Well, I believe a woman’s personal style is an expression of her spirit and character. There is nothing wrong in finding a look that suits you and sticking to it. Every woman of style should be consistent in whatever she wears. And that means keeping to the basics and getting creative at all times. I enjoy experimenting with bold and creative designs, and I learn a lot from the designers I patronise. So, consistency defines my style. Vibrancy also defines my style. I love playing with bright colours and this habit is evident in my style of dressing.
What are the fashion items you can’t do without?
I can’t do without my perfumes, and I have my signature fragrance. In the last couple of years, I have come to love the Oud fragrances. I try to keep a sizable collection as well. I love Oud because it is such an incredible fragrance and the base smell always stands out beautifully. It is also one of the longest lasting fragrances one can ever wear. I love good bags also, but nothing beats my addiction for Oud perfumes.
You studied Accountancy but have huge investment in the interior decorating and hospitality sector. Which one is the most fulfilling for you?
The three give me fulfillment. Accountancy is my professional background, while interior decorating and hospitality are what I developed a passion for while growing up. My training as an accountant has helped in enhancing my entrepreneurial skills in interior decorating and hospitality businesses. So, the three go hand in hand, but I am more at home with interior decorating and hospitality.
You have a foundation for children within your kingdom. What inspired your charitable side?
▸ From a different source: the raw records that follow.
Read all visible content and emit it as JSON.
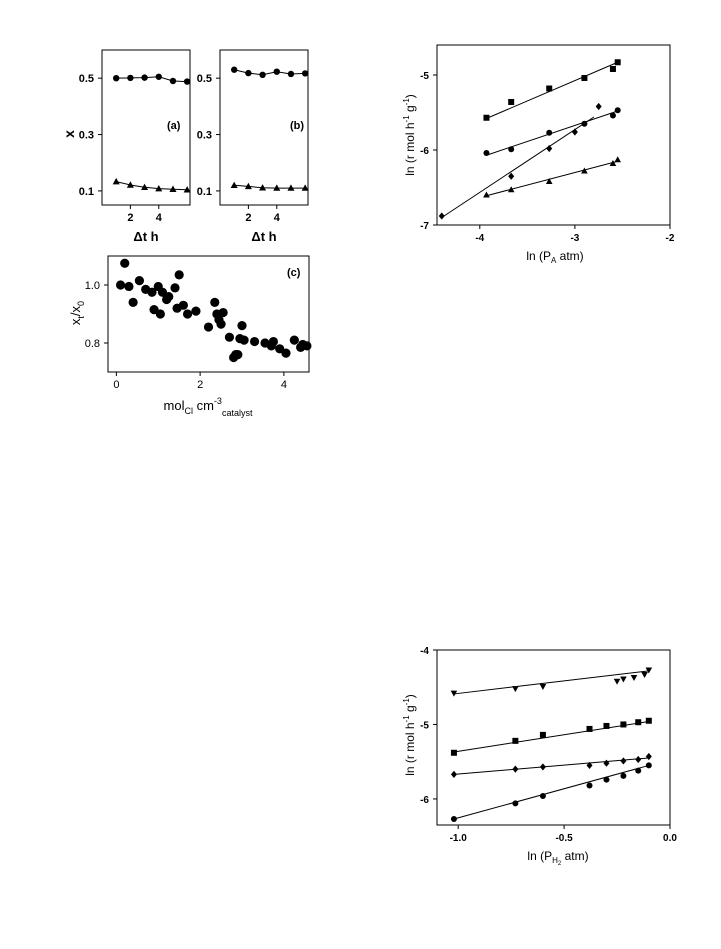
{
  "chart_data": [
    {
      "id": "a",
      "type": "scatter",
      "panel_label": "(a)",
      "xlabel": "Δt h",
      "ylabel": "x",
      "xticks": [
        2,
        4
      ],
      "yticks": [
        "0.1",
        "0.3",
        "0.5"
      ],
      "xlim": [
        0,
        6.2
      ],
      "ylim": [
        0.05,
        0.6
      ],
      "series": [
        {
          "marker": "circle",
          "x": [
            1,
            2,
            3,
            4,
            5,
            6
          ],
          "y": [
            0.5,
            0.501,
            0.502,
            0.505,
            0.49,
            0.488
          ]
        },
        {
          "marker": "triangle",
          "x": [
            1,
            2,
            3,
            4,
            5,
            6
          ],
          "y": [
            0.133,
            0.121,
            0.113,
            0.108,
            0.106,
            0.104
          ]
        }
      ]
    },
    {
      "id": "b",
      "type": "scatter",
      "panel_label": "(b)",
      "xlabel": "Δt h",
      "ylabel": "",
      "xticks": [
        2,
        4
      ],
      "yticks": [
        "0.1",
        "0.3",
        "0.5"
      ],
      "xlim": [
        0,
        6.2
      ],
      "ylim": [
        0.05,
        0.6
      ],
      "series": [
        {
          "marker": "circle",
          "x": [
            1,
            2,
            3,
            4,
            5,
            6
          ],
          "y": [
            0.53,
            0.518,
            0.512,
            0.523,
            0.515,
            0.517
          ]
        },
        {
          "marker": "triangle",
          "x": [
            1,
            2,
            3,
            4,
            5,
            6
          ],
          "y": [
            0.12,
            0.116,
            0.111,
            0.11,
            0.11,
            0.11
          ]
        }
      ]
    },
    {
      "id": "c",
      "type": "scatter",
      "panel_label": "(c)",
      "xlabel": {
        "main": "mol",
        "sub1": "Cl",
        "mid": " cm",
        "sup": "-3",
        "sub2": "catalyst"
      },
      "ylabel": {
        "a": "x",
        "sub_a": "t",
        "slash": "/x",
        "sub_b": "0"
      },
      "xticks": [
        "0",
        "2",
        "4"
      ],
      "yticks": [
        "0.8",
        "1.0"
      ],
      "xlim": [
        -0.2,
        4.6
      ],
      "ylim": [
        0.7,
        1.1
      ],
      "series": [
        {
          "marker": "circle",
          "x": [
            0.1,
            0.2,
            0.3,
            0.4,
            0.55,
            0.7,
            0.85,
            0.9,
            1.0,
            1.05,
            1.1,
            1.2,
            1.25,
            1.4,
            1.45,
            1.5,
            1.6,
            1.7,
            1.9,
            2.2,
            2.35,
            2.4,
            2.45,
            2.5,
            2.55,
            2.7,
            2.8,
            2.85,
            2.9,
            2.95,
            3.0,
            3.05,
            3.3,
            3.55,
            3.7,
            3.75,
            3.9,
            4.05,
            4.25,
            4.4,
            4.45,
            4.55
          ],
          "y": [
            1.0,
            1.075,
            0.995,
            0.94,
            1.015,
            0.985,
            0.975,
            0.915,
            0.995,
            0.9,
            0.975,
            0.95,
            0.96,
            0.99,
            0.92,
            1.035,
            0.93,
            0.9,
            0.91,
            0.855,
            0.94,
            0.9,
            0.88,
            0.865,
            0.905,
            0.82,
            0.75,
            0.76,
            0.76,
            0.815,
            0.86,
            0.81,
            0.805,
            0.8,
            0.79,
            0.805,
            0.78,
            0.765,
            0.81,
            0.785,
            0.795,
            0.79
          ]
        }
      ]
    },
    {
      "id": "d",
      "type": "scatter",
      "ylabel": {
        "a": "ln (r mol h",
        "sup1": "-1",
        "b": " g",
        "sup2": "-1",
        "c": ")"
      },
      "xlabel": {
        "a": "ln (P",
        "sub": "A",
        "b": " atm)"
      },
      "xticks": [
        "-4",
        "-3",
        "-2"
      ],
      "yticks": [
        "-7",
        "-6",
        "-5"
      ],
      "xlim": [
        -4.45,
        -2
      ],
      "ylim": [
        -7,
        -4.6
      ],
      "series": [
        {
          "marker": "square",
          "x": [
            -3.93,
            -3.67,
            -3.27,
            -2.9,
            -2.6,
            -2.55
          ],
          "y": [
            -5.57,
            -5.36,
            -5.18,
            -5.04,
            -4.92,
            -4.83
          ],
          "fit": [
            [
              -3.93,
              -5.58
            ],
            [
              -2.55,
              -4.83
            ]
          ]
        },
        {
          "marker": "circle",
          "x": [
            -3.93,
            -3.67,
            -3.27,
            -2.9,
            -2.6,
            -2.55
          ],
          "y": [
            -6.04,
            -5.99,
            -5.77,
            -5.65,
            -5.54,
            -5.47
          ],
          "fit": [
            [
              -3.93,
              -6.07
            ],
            [
              -2.55,
              -5.48
            ]
          ]
        },
        {
          "marker": "diamond",
          "x": [
            -4.4,
            -3.67,
            -3.27,
            -3.0,
            -2.75
          ],
          "y": [
            -6.88,
            -6.35,
            -5.98,
            -5.76,
            -5.42
          ],
          "fit": [
            [
              -4.4,
              -6.9
            ],
            [
              -2.8,
              -5.56
            ]
          ]
        },
        {
          "marker": "triangle",
          "x": [
            -3.93,
            -3.67,
            -3.27,
            -2.9,
            -2.6,
            -2.55
          ],
          "y": [
            -6.6,
            -6.53,
            -6.42,
            -6.28,
            -6.18,
            -6.13
          ],
          "fit": [
            [
              -3.93,
              -6.61
            ],
            [
              -2.55,
              -6.15
            ]
          ]
        }
      ]
    },
    {
      "id": "e",
      "type": "scatter",
      "ylabel": {
        "a": "ln (r mol h",
        "sup1": "-1",
        "b": " g",
        "sup2": "-1",
        "c": ")"
      },
      "xlabel": {
        "a": "ln (P",
        "sub": "H",
        "subsub": "2",
        "b": " atm)"
      },
      "xticks": [
        "-1.0",
        "-0.5",
        "0.0"
      ],
      "yticks": [
        "-6",
        "-5",
        "-4"
      ],
      "xlim": [
        -1.1,
        0.0
      ],
      "ylim": [
        -6.35,
        -4.0
      ],
      "series": [
        {
          "marker": "triangle-down",
          "x": [
            -1.02,
            -0.73,
            -0.6,
            -0.25,
            -0.22,
            -0.17,
            -0.12,
            -0.1
          ],
          "y": [
            -4.58,
            -4.52,
            -4.49,
            -4.42,
            -4.39,
            -4.37,
            -4.33,
            -4.27
          ],
          "fit": [
            [
              -1.02,
              -4.59
            ],
            [
              -0.1,
              -4.28
            ]
          ]
        },
        {
          "marker": "square",
          "x": [
            -1.02,
            -0.73,
            -0.6,
            -0.38,
            -0.3,
            -0.22,
            -0.15,
            -0.1
          ],
          "y": [
            -5.38,
            -5.22,
            -5.14,
            -5.06,
            -5.02,
            -5.0,
            -4.97,
            -4.95
          ],
          "fit": [
            [
              -1.02,
              -5.37
            ],
            [
              -0.1,
              -4.96
            ]
          ]
        },
        {
          "marker": "diamond",
          "x": [
            -1.02,
            -0.73,
            -0.6,
            -0.38,
            -0.3,
            -0.22,
            -0.15,
            -0.1
          ],
          "y": [
            -5.67,
            -5.6,
            -5.57,
            -5.55,
            -5.52,
            -5.49,
            -5.47,
            -5.43
          ],
          "fit": [
            [
              -1.02,
              -5.67
            ],
            [
              -0.1,
              -5.45
            ]
          ]
        },
        {
          "marker": "circle",
          "x": [
            -1.02,
            -0.73,
            -0.6,
            -0.38,
            -0.3,
            -0.22,
            -0.15,
            -0.1
          ],
          "y": [
            -6.27,
            -6.06,
            -5.96,
            -5.82,
            -5.74,
            -5.69,
            -5.62,
            -5.55
          ],
          "fit": [
            [
              -1.02,
              -6.27
            ],
            [
              -0.1,
              -5.55
            ]
          ]
        }
      ]
    }
  ]
}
It is inspired by my attitude of gratitude to God for the gift of life. I feel grateful whenever I fulfill a need. I am reminded of how blessed I am to be alive. As you give and reach out to other people, you can’t help but feel grateful for the blessings in your life.
You are an advocate for women and youth empowerment. Are you satisfied with level of women and youth empowerment in your kingdom?
Yes, I am. But there are still a lot of areas to be covered and we are working on carrying out more activities, which will add value to the people. I am involved in the International Women’s Society (IWS) Skills Centre in Ikate. The centre has trained thousands of students. Last August, we had our 17th graduation ceremony, where over 120 people graduated.